Crude futures were quiet on Friday as the market is set to close out another downbeat week amid continued worries about how quickly global inventories might get pared.
Oil fell upwards of 5% each of the past two weeks, and futures have dropped a further 3% so far this week, hitting seven-month lows. More declines could be in the offing depending on weekly U.S. drilling-rig data due later Friday from Baker Hughes. The active oil-rig count has risen for 21-straight week, according to the company.
Increased U.S. oil production this year has been helping hamper efforts led by the Organization of the Petroleum Exporting Countries to get global inventories back to their 5-year average. Production cuts, which started in January, haven’t yet resulted in much progress on that effort, resulting in the output caps being extended until March. But some analysts have said that even then, supplies may still be above OPEC’s goal.
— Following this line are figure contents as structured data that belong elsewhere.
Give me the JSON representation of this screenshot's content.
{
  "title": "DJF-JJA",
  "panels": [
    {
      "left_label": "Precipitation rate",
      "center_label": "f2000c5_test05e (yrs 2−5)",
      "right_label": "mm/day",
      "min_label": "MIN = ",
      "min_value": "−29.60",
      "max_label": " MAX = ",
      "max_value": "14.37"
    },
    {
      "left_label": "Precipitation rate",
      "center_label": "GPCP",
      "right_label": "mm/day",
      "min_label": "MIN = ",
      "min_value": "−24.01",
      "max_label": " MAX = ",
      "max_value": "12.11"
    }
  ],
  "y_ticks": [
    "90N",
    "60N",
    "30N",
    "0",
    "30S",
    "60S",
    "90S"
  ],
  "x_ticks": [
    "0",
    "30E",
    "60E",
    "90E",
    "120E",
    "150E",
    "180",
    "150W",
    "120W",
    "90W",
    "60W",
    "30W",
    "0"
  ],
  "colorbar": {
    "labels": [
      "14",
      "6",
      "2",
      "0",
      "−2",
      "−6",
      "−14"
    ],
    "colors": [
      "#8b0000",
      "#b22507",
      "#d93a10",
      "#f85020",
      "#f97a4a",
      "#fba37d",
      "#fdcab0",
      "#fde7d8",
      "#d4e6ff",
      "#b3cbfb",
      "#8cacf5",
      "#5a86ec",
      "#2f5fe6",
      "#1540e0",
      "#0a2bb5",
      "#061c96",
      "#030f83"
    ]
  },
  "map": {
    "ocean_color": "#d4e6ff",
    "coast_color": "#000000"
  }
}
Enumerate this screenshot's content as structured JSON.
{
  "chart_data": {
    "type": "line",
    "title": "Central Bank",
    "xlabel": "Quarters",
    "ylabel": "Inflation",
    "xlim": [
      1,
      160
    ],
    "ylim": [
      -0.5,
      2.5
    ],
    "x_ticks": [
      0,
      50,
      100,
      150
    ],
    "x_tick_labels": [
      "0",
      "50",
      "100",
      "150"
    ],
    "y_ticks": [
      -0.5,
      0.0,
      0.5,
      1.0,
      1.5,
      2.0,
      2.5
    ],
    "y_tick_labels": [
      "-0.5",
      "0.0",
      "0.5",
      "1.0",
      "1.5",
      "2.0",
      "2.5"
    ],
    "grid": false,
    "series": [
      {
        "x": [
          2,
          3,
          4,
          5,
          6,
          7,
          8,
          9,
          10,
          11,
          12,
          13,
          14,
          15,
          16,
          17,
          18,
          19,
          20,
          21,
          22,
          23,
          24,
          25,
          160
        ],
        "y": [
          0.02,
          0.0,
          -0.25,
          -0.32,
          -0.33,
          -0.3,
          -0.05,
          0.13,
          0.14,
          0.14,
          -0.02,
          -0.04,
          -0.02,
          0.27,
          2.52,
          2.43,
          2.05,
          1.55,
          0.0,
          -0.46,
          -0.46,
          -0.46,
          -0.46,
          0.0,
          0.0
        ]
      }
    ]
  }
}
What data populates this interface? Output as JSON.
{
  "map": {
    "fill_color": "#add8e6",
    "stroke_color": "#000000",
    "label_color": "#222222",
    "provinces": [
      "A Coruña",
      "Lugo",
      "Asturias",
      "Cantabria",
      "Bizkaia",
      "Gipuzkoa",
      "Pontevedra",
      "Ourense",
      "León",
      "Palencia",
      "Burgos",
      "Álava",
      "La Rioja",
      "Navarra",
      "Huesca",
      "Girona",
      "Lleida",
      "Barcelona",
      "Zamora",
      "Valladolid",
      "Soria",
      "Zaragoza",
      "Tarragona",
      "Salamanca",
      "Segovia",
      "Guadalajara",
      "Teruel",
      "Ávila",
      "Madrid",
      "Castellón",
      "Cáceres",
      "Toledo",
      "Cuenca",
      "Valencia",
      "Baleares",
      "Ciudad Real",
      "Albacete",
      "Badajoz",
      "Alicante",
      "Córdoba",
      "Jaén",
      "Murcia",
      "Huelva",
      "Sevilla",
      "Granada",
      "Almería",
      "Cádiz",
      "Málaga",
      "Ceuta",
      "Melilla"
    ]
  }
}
Earlier this week, the International Energy Agency offered a grim forecast that a gusher of new supplies from the U.S. stands to keep the market well-flushed for some time.
The U.S. Energy Department echoed that sentiment on Thursday, saying that some inventory declines through summer may nudge prices higher the next few months, possibly resulting in even-higher domestic output in 2018 than currently anticipated.
Light, sweet crude futures traded on the New York Mercantile Exchange for delivery in July
was recently up 3 cents at $44.49 a barrel and August Brent
on London’s ICE Futures exchange was up 5 cents at $46.97.
This year’s rebound in U.S. oil production and 17% drop in prices have drawn harsh criticisms about OPEC’s wisdom in implementing the output cuts at the first place. “By setting impossible objects, by promising unreachable targets, OPEC ministers only managed to further motivate U.S. producers,” said Mohab Kamel, a trader at Geneva-based Magma Oil.
Also keeping global supplies flush have been stronger-than-expected production rebounds in Nigeria and Libya, two OPEC nations exempt from cutting their output. Their increases have effectively halved the OPEC cuts, said London-based consultancy Energy Aspects, which this week lowered its third-quarter Brent price forecast by $8 to $53.
Ultimately, where oil heads could be up to Saudi Arabia. If it “truly lives up to its words of ‘do whatever it takes,’ then now is the time — and it will take further production cuts to erase the backlog,” said Stuart Ive, a client manager at OM Financial.
Nymex reformulated gasoline blendstock for July
was recently up 0.6% at $1.4436 a gallon, diesel rose 0.2% to $1.4171 and ICE gasoil gained 0.2% to $422 a metric ton.